Families who own a farm or are in the farming business may face difficulties when they begin to plan how they will pass their farm on to their family members. Many farming families struggle with how to treat all their heirs fairly while still accomplishing their specific goals of preserving the family farm. This difficulty is enhanced when some of the heirs are more interested in farming and preserving the farm while other heirs may not be as familiar or interested in farming practices.
Initial Temptation to Give Farm to the “Farm Child”
If you are a farming family, your initial temptation may be to give the farm to the farming-inclined heirs and give your liquid assets to the other less farming-inclined heirs. However, it is beneficial to consider distributing residual mineral future development in underground environmental rights in equal portion to each child. Many people in this situation consider severing off oil, gas, and wind resources to protect against one child receiving the “winning lottery ticket” and the other child getting nothing.
An Example of a Farm Bequest in Virginia
For example, a family owns a hobby farm in Powhatan, VA that has chickens, a few cows, horses, pigs, and other heritage livestock and they grow their own vegetables on their land. If the family sold this farm, it would sell for $450,000. The family comes to an estate attorney and tells the attorney they want to pass down the farm to their farming-inclined child (Child A) and want to give their IRAs, stock, and other liquidated assets, which total $350,000 to their other child (Child B). From the family’s perspective, this situation is a win-win because their children are getting relatively equal dollar amounts and the farm remains within the family. However, Attorney Van Smith has seen many twists and turns with this approach, which result in the children receiving unequal shares of the family’s assets. For example, Child A may end up selling the farm, which will cause him/her to become wealthier, causing some resentment from Child B. Alternatively, Child A may continue to maintain the farm, but may sell the mineral and environmental rights on the farm, thus creating a vast disparity in the wealth that Child A and Child B have received.

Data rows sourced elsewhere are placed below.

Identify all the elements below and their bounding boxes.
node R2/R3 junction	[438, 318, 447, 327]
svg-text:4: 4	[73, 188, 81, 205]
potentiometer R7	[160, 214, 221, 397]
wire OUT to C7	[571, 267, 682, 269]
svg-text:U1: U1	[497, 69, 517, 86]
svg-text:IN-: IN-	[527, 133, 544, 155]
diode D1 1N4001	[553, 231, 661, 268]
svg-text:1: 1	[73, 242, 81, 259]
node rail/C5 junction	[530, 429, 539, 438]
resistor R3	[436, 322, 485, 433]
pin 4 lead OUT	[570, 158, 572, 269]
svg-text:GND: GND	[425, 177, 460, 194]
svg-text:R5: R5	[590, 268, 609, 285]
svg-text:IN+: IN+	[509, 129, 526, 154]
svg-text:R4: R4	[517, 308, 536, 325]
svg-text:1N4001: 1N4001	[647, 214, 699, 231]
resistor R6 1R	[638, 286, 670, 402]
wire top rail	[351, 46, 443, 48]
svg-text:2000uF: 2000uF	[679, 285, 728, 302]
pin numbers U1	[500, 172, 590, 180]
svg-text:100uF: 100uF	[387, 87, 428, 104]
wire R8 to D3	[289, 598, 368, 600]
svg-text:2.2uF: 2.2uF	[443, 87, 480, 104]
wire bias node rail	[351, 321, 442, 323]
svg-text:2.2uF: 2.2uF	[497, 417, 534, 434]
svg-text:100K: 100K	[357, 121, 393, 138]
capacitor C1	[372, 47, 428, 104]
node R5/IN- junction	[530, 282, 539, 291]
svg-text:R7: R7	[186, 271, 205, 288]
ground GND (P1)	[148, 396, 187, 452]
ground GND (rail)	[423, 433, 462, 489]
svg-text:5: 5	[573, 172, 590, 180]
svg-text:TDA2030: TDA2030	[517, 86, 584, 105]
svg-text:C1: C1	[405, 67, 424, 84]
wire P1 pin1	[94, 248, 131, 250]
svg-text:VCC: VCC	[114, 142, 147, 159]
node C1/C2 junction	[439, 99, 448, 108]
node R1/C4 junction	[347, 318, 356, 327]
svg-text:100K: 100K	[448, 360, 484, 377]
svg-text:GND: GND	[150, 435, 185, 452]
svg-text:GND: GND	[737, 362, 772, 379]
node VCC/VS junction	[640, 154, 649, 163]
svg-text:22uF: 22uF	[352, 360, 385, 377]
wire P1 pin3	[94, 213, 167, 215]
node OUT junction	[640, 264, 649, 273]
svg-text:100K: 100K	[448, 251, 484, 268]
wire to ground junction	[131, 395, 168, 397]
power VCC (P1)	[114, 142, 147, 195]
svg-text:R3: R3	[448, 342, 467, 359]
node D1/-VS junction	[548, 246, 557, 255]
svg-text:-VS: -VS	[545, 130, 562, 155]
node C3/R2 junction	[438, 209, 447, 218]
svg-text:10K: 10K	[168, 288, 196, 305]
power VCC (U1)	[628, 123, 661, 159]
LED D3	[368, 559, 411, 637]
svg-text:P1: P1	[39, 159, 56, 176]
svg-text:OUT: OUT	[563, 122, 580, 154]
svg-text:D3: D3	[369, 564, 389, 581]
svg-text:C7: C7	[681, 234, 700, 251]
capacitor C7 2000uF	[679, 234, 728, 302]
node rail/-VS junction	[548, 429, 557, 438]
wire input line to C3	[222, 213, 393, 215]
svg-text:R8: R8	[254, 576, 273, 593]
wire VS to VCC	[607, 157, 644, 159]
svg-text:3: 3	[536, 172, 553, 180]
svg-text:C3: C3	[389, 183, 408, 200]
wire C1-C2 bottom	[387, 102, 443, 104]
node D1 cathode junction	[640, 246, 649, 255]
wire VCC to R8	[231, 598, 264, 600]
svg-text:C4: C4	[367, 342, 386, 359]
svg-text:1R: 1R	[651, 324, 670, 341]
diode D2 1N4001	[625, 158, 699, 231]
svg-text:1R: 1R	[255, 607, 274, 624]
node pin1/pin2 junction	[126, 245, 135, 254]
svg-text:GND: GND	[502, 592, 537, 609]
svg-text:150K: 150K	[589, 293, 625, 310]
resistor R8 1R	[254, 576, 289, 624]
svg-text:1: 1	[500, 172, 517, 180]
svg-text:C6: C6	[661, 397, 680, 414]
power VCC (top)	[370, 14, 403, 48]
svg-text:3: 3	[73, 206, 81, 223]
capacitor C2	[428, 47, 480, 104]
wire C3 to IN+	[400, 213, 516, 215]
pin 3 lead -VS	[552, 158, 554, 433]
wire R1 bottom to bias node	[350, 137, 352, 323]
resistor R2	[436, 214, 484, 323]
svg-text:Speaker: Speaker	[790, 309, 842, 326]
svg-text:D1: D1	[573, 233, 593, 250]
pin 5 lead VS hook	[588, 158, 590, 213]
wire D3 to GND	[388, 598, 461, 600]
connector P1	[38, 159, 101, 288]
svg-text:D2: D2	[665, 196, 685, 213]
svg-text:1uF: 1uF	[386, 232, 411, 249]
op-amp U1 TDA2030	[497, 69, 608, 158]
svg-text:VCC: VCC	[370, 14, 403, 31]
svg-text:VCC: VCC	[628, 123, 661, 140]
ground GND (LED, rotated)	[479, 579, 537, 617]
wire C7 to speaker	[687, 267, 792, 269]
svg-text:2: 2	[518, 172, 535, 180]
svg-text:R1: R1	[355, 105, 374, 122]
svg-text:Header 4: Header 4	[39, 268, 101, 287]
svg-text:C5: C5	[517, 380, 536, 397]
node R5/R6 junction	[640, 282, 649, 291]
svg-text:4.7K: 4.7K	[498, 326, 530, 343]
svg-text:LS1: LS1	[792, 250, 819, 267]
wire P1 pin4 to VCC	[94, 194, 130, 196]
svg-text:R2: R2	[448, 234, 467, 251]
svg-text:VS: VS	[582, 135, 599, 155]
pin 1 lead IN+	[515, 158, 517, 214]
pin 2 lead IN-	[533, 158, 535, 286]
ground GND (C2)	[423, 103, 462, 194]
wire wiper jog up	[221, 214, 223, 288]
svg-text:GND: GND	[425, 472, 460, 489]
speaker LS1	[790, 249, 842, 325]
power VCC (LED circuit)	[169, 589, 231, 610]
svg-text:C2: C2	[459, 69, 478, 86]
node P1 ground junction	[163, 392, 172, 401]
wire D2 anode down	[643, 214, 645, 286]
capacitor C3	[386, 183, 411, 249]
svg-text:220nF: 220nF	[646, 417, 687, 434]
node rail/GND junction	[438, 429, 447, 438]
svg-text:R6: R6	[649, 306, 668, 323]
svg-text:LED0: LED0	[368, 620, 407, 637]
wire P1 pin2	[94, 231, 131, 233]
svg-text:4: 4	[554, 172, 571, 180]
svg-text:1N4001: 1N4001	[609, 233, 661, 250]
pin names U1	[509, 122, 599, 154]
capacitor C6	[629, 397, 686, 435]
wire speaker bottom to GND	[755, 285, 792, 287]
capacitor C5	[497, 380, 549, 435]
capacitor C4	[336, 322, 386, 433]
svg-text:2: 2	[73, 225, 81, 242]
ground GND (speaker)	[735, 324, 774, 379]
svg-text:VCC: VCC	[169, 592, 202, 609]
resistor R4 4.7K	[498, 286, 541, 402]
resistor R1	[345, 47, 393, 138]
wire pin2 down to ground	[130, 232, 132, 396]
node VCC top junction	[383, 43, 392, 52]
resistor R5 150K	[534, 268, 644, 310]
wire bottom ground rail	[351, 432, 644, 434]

Divide the Mineral Rights with the “City Child”
Therefore, in order to ensure that both children receive equal shares, Attorney Van Smith suggests that the parents consider giving Child A exclusive use and ownership of the farm (as long as he/she uses the farm for its intended purposes) and divide the sale of mineral and environmental rights equally between Child A and Child B. In terms of liquidated assets, Child B should receive the majority, but Child A should receive some liquidated assets in order to maintain the farm.